Geschichte der Capoeira

Anfang des 16. Jahrhunderts war Brasilien Schauplatz eines der größten Verbrechen gegen die Meschlichkeit. Mehr als zwei Millionen Einwohner Afrikas wurden von portugiesischen Kolonialherren nach Brasilien verschleppt und versklavt. Ganze Stämme wurden unterjocht.

In den Häfen der Staaten Pernambuco, Bahia und Rio de Janeiro war für die meisten Sklaven die Reise zu Ende.  
Die brasilianische Geschichte ist voll von Episoden, in denen Sklaven gegen die entwürdigenden Umstände rebellierten, denen sie sich ausgesetzt sahen. Ein Symbol für den Widerstand war der Quilombo, eine unabhängige dorfähnliche Gemeinschaft in den dichten Wäldern, in denen sich entlaufene Sklaven versteckten, wohnten und selbst versorgten.
Einer der größten Quilombos wurde in einer Region namens Palmares errichtet. Ein afrikanischer Staat wurde dort gegründet. Mit König Ganga-Zumbi an der Spitze der Hierarchie, wird Palmares heute als eine der Wiegen des ersten Aufkommens der Capoeira betrachtet.
Ausgebaut zu einer Verteidigungsform, wurde die Capoeira den Sklaven von jenen beigebracht, die im Quliombo gelebt hatten, aber wieder aufgegriffen wurden und daher auf die Zuckerrohrplantagen zurückkehrten.
Um keinen Verdacht zu erregen, wurde zu den kämpferischen Elementen afrikanische Musik und Gesang mitaufgenommen, damit es wie ein Tanzritual erschien.

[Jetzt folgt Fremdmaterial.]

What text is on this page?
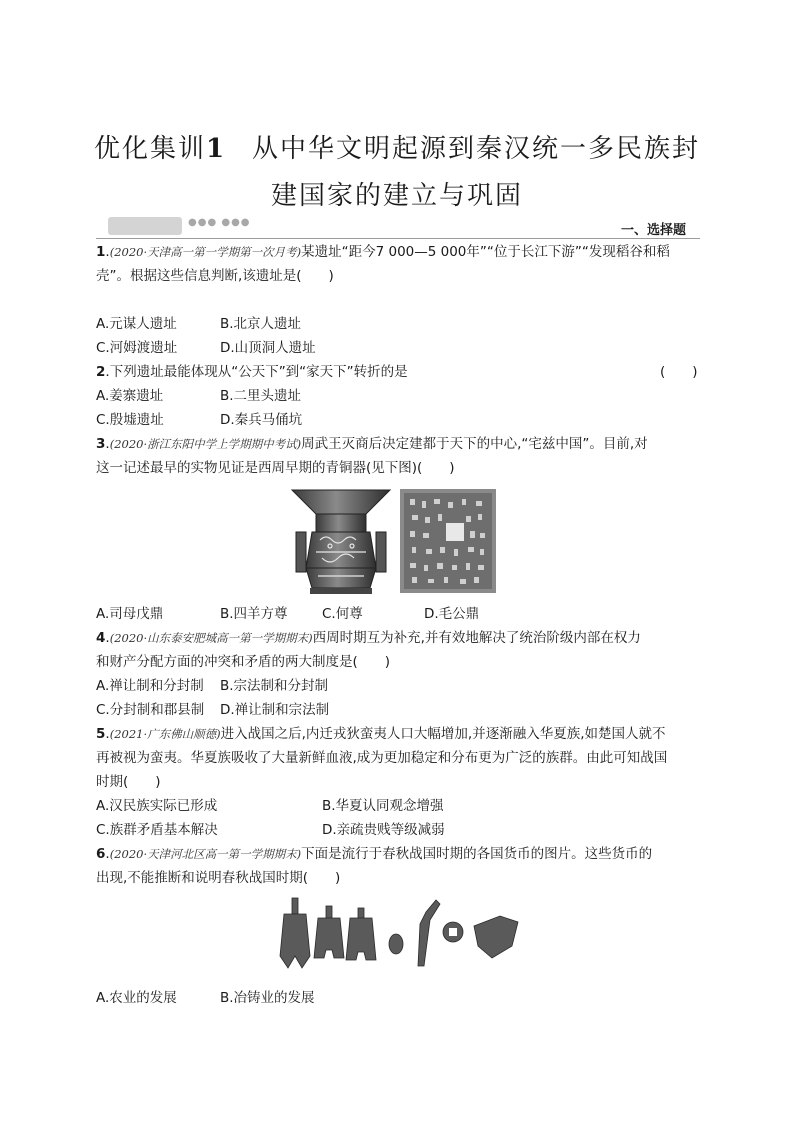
优化集训1 从中华文明起源到秦汉统一多民族封
建国家的建立与巩固
●●● ●●●
一、选择题
1.(2020·天津高一第一学期第一次月考)某遗址“距今7 000—5 000年”“位于长江下游”“发现稻谷和稻
壳”。根据这些信息判断,该遗址是(　　)
A.元谋人遗址	B.北京人遗址
C.河姆渡遗址	D.山顶洞人遗址
2.下列遗址最能体现从“公天下”到“家天下”转折的是	(　　)
A.姜寨遗址	B.二里头遗址
C.殷墟遗址	D.秦兵马俑坑
3.(2020·浙江东阳中学上学期期中考试)周武王灭商后决定建都于天下的中心,“宅兹中国”。目前,对
这一记述最早的实物见证是西周早期的青铜器(见下图)(　　)
A.司母戊鼎	B.四羊方尊	C.何尊	D.毛公鼎
4.(2020·山东泰安肥城高一第一学期期末)西周时期互为补充,并有效地解决了统治阶级内部在权力
和财产分配方面的冲突和矛盾的两大制度是(　　)
A.禅让制和分封制 B.宗法制和分封制
C.分封制和郡县制 D.禅让制和宗法制
5.(2021·广东佛山顺德)进入战国之后,内迁戎狄蛮夷人口大幅增加,并逐渐融入华夏族,如楚国人就不
再被视为蛮夷。华夏族吸收了大量新鲜血液,成为更加稳定和分布更为广泛的族群。由此可知战国
时期(　　)
A.汉民族实际已形成	B.华夏认同观念增强
C.族群矛盾基本解决	D.亲疏贵贱等级减弱
6.(2020·天津河北区高一第一学期期末)下面是流行于春秋战国时期的各国货币的图片。这些货币的
出现,不能推断和说明春秋战国时期(　　)
A.农业的发展	B.冶铸业的发展
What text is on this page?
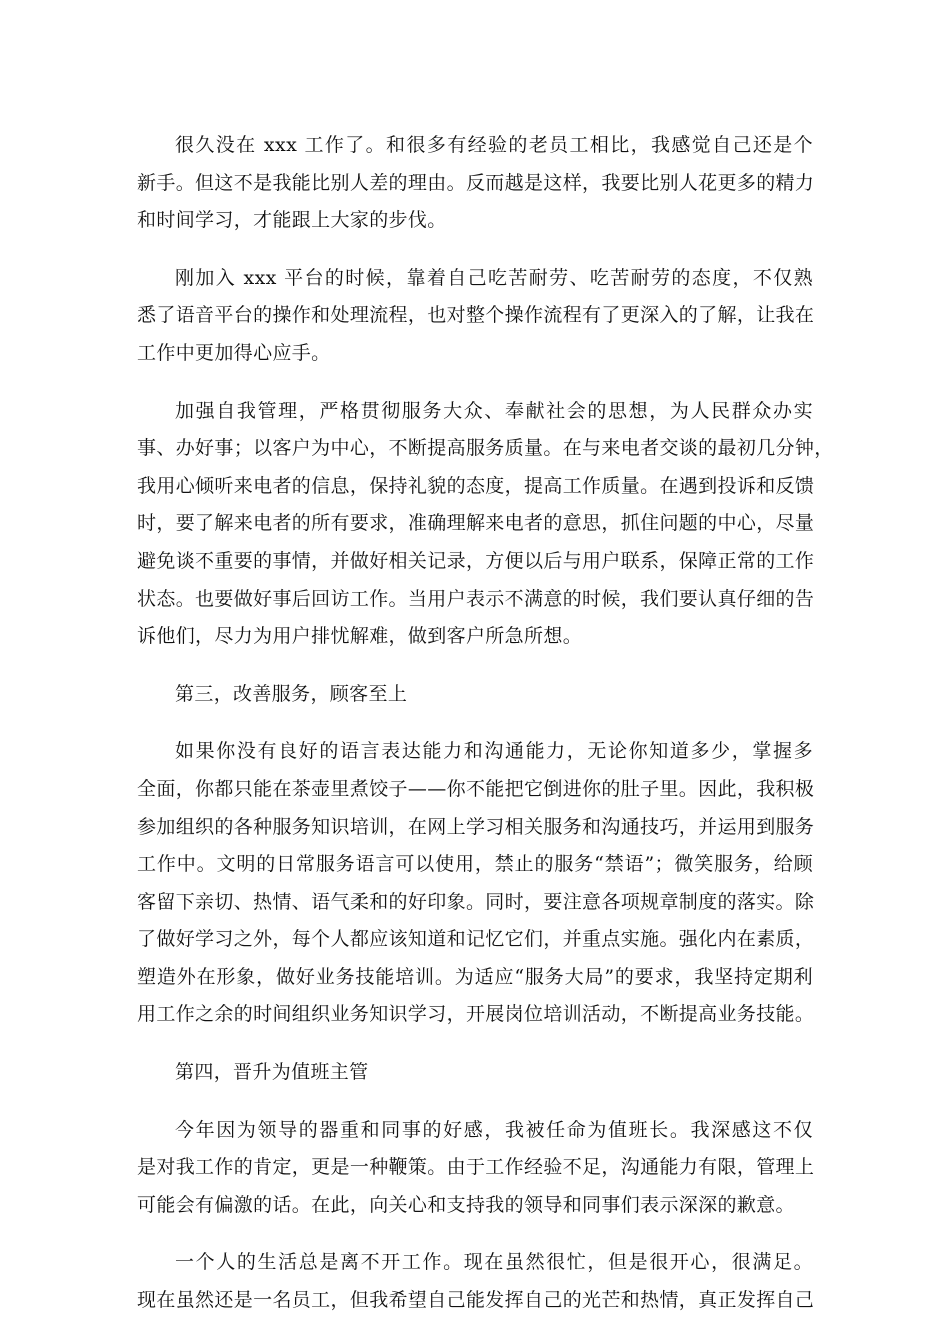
很久没在 xxx 工作了。和很多有经验的老员工相比，我感觉自己还是个
新手。但这不是我能比别人差的理由。反而越是这样，我要比别人花更多的精力
和时间学习，才能跟上大家的步伐。
刚加入 xxx 平台的时候，靠着自己吃苦耐劳、吃苦耐劳的态度，不仅熟
悉了语音平台的操作和处理流程，也对整个操作流程有了更深入的了解，让我在
工作中更加得心应手。
加强自我管理，严格贯彻服务大众、奉献社会的思想，为人民群众办实
事、办好事；以客户为中心，不断提高服务质量。在与来电者交谈的最初几分钟，
我用心倾听来电者的信息，保持礼貌的态度，提高工作质量。在遇到投诉和反馈
时，要了解来电者的所有要求，准确理解来电者的意思，抓住问题的中心，尽量
避免谈不重要的事情，并做好相关记录，方便以后与用户联系，保障正常的工作
状态。也要做好事后回访工作。当用户表示不满意的时候，我们要认真仔细的告
诉他们，尽力为用户排忧解难，做到客户所急所想。
第三，改善服务，顾客至上
如果你没有良好的语言表达能力和沟通能力，无论你知道多少，掌握多
全面，你都只能在茶壶里煮饺子——你不能把它倒进你的肚子里。因此，我积极
参加组织的各种服务知识培训，在网上学习相关服务和沟通技巧，并运用到服务
工作中。文明的日常服务语言可以使用，禁止的服务“禁语”；微笑服务，给顾
客留下亲切、热情、语气柔和的好印象。同时，要注意各项规章制度的落实。除
了做好学习之外，每个人都应该知道和记忆它们，并重点实施。强化内在素质，
塑造外在形象，做好业务技能培训。为适应“服务大局”的要求，我坚持定期利
用工作之余的时间组织业务知识学习，开展岗位培训活动，不断提高业务技能。
第四，晋升为值班主管
今年因为领导的器重和同事的好感，我被任命为值班长。我深感这不仅
是对我工作的肯定，更是一种鞭策。由于工作经验不足，沟通能力有限，管理上
可能会有偏激的话。在此，向关心和支持我的领导和同事们表示深深的歉意。
一个人的生活总是离不开工作。现在虽然很忙，但是很开心，很满足。
现在虽然还是一名员工，但我希望自己能发挥自己的光芒和热情，真正发挥自己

Auf diese Weise, genau wie im Canomblé, konnte sich die Capoeira als Verteidigungsform entwickeln. Über Jahrzehnte war die Capoeira in Brasilien verboten. Ihre freie Ausübung wurde erst in den 1930er Jahren gestattet, nachdem eine Richtung der Capoeira (die sogenannte „Regional“) dem damaligen Präsidenten Getúlio Vargas vorgeführt wurde.
Heutzutage ist die Capoeira in diese zwei Richtungen gesplittet: Auf der einen Seite gibt es die ältere Angola, auf der anderen Seite die Regional.